Google has created a prototype Android phone that has a human-like understanding of the space through which it moves.
Google has just revealed one of the reasons why it kept Motorola’s Advanced Technology and Projects (ATAP) division when it sold off the company earlier this year: Project Tango.
Project Tango is a prototype smartphone with advanced mapping sensors and software that constantly calculates not only the movement of the phone, but the 3D space around it.
“Our current prototype is a 5″ phone containing customized hardware and software designed to track the full 3D motion of the device, while simultaneously creating a map of the environment,” Google explains. “These sensors allow the phone to make over a quarter million 3D measurements every second, updating its position and orientation in real-time, combining that data into a single 3D model of the space around you.”

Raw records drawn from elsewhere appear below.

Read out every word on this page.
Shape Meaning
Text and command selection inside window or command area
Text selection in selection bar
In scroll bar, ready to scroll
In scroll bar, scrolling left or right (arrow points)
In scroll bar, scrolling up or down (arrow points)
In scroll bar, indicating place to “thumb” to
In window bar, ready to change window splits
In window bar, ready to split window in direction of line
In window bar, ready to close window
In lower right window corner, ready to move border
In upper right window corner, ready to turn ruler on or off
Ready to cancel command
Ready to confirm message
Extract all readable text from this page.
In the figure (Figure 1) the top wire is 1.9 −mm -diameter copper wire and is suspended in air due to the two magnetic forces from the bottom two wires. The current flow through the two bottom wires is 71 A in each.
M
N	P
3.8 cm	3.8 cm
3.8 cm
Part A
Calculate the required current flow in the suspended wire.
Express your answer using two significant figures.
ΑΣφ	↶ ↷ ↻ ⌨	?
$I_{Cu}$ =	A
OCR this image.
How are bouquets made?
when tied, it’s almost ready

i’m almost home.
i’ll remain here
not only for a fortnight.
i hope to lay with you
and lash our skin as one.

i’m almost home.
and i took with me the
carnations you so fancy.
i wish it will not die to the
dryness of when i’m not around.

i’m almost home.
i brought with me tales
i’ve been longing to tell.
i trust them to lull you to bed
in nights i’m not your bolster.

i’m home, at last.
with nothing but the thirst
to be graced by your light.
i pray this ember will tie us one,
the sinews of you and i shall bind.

Google lists potential applications from measuring your home before going furniture shopping, an extension of Google Maps, providing environmental information for vision-impaired people, and, of course, true augmented-reality gaming.
The phone itself runs on Android, with development APIs that provide position, orientation and depth data to Android apps written in Java, C/C+ and Unity. Google has created 200 prototype dev kits, which it hopes to ship to developers by 14 March. It’s currently accepting applications on the Project Tango website, where you can pitch your ideas.
Someone definitely needs to write an app that tracks physical changes in your home environment. We’d never lose our keys again.